When I look at all these changes, what I see is a sport in constant flux. It never stops changing. At one point in its history, the seams on the baseball were lowered to decrease movement and increase hitting. But it’s more than just the ball; the gloves have changed, the bats have changed, and even the players are changing. The only thing that hasn’t changed is that this is not just a game; baseball is a big business in which there is money to be made for both the player and the owner.

You know what else hasn’t changed? Statistics. No one was calculating Babe Ruth’s wOBA or Ted Williams’ wRC+ and there weren’t Twitter accounts tracking the exit velocity of Hank Aaron’s home runs, but that doesn’t mean those metrics are any less valid. All statistics do is to shed more light on the intricacies of the game.

I don’t get the emphasis on distrust. How would you feel if your doctor was suspicious of all the newfangled equipment that’s been developed in the last few decades? Yeah, probably best not to use the tools available to us through advances in technology and experience. As a fan, I like being able to see the game in all of its intricate detail, none of which detracts from its aesthetic beauty. If I was a player, I would be bringing in all my great stats to the negotiating table.

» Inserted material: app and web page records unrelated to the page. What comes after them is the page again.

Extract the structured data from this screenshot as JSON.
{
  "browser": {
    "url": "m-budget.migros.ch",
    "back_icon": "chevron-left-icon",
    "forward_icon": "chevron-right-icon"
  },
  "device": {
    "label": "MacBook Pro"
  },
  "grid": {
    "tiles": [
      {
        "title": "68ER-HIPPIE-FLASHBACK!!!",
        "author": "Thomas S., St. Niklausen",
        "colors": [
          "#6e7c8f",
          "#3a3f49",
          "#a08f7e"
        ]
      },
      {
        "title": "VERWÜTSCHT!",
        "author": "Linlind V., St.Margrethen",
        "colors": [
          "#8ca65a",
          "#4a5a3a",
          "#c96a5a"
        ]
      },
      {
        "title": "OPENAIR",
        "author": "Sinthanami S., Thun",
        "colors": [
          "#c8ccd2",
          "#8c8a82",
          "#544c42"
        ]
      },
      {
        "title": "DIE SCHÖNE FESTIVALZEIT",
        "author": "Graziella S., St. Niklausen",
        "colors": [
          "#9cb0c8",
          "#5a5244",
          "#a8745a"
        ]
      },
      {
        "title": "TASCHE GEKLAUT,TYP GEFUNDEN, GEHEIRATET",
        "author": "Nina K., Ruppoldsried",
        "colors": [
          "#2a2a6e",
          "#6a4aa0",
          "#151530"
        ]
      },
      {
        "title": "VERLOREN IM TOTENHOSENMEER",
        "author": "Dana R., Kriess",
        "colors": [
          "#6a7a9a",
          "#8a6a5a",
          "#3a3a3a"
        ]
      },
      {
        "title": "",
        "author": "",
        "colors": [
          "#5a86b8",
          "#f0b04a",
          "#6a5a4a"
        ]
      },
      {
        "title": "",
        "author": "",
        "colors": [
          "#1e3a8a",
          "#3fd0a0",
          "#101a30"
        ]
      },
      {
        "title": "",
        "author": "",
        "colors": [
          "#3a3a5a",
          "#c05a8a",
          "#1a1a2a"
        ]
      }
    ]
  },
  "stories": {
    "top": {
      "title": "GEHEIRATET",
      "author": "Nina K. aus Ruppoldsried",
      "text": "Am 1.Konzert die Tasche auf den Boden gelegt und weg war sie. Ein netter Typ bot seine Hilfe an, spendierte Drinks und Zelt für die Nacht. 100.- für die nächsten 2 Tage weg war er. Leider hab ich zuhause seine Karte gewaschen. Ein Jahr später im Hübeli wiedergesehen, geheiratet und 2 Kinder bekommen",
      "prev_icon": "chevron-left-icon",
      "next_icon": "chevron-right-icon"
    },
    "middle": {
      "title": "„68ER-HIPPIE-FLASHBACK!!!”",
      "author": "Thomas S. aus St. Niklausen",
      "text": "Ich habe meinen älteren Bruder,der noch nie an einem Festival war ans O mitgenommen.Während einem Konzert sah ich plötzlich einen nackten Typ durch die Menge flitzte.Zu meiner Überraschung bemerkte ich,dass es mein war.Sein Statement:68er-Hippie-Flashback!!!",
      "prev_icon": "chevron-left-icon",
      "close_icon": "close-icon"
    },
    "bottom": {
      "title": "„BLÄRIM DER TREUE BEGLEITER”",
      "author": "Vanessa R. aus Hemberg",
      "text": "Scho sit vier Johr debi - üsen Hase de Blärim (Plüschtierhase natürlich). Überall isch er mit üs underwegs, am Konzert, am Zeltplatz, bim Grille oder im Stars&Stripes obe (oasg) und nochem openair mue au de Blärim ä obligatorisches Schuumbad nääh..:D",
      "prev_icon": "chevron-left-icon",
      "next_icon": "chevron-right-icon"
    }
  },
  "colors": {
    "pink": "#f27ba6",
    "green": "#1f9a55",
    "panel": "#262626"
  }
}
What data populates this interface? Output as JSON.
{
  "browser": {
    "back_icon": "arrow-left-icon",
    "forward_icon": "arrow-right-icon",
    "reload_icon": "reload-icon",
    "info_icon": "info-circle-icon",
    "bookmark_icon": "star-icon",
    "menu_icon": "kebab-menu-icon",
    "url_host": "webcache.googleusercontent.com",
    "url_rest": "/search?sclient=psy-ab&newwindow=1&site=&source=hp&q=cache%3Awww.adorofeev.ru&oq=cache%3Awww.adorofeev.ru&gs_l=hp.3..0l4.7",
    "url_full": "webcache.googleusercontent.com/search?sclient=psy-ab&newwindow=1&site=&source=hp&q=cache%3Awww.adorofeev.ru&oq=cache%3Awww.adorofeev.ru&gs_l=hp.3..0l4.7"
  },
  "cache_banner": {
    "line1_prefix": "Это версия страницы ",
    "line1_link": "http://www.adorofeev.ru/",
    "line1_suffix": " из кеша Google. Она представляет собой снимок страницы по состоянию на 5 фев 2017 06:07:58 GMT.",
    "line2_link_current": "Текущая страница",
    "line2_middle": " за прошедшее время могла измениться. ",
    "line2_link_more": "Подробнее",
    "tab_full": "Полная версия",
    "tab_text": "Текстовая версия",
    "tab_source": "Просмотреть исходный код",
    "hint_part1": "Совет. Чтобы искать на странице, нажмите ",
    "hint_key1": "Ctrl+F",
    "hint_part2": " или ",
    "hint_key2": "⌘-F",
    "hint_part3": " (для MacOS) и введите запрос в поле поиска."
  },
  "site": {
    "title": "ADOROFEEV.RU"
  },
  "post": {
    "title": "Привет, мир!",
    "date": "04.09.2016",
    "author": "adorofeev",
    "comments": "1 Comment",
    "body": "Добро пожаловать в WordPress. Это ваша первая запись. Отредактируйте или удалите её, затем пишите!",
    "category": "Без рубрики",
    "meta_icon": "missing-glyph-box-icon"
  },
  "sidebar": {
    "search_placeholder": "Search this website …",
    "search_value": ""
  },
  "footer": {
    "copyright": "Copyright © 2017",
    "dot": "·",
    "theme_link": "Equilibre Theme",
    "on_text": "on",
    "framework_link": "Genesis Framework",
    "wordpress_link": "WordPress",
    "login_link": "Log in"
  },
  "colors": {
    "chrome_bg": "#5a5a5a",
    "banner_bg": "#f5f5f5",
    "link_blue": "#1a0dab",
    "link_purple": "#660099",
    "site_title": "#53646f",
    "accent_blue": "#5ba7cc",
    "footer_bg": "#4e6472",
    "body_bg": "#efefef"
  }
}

If you don’t like stats, fine, don’t like them. But don’t tell me they haven’t influenced or changed the game in the last 20 years because they have. I am sure there will be new statistics in the next 20 years that will further change how we look at baseball. The game itself will also change, just as it has over the last 150 years.

The questions is this: Which side of history will you be on? The one that looks at the game in a flat way based on old mores and ideals that no longer exist in society, or the one that embraces the changes and realizes that the sport is ever-evolving and will continue to change and adapt to the times? It’s really not a hard choice if you think about what has transpired.

Advanced stats are here to stay. Don’t stick your head in the sand. Don’t stick your fingers in your ears. Don’t ignore the impact of statistics on the game. Don’t be a flat-lander.




*Tigers broadcasting legend and Hall of Famer Ernie Harwell said, “SABR is the Phi Beta Kappa of baseball, providing scholarship which the sport has long needed. [It is] an excellent way for all of us to add to our enjoyment of the greatest game.”

I like that last part: “to add to our enjoyment of the game.”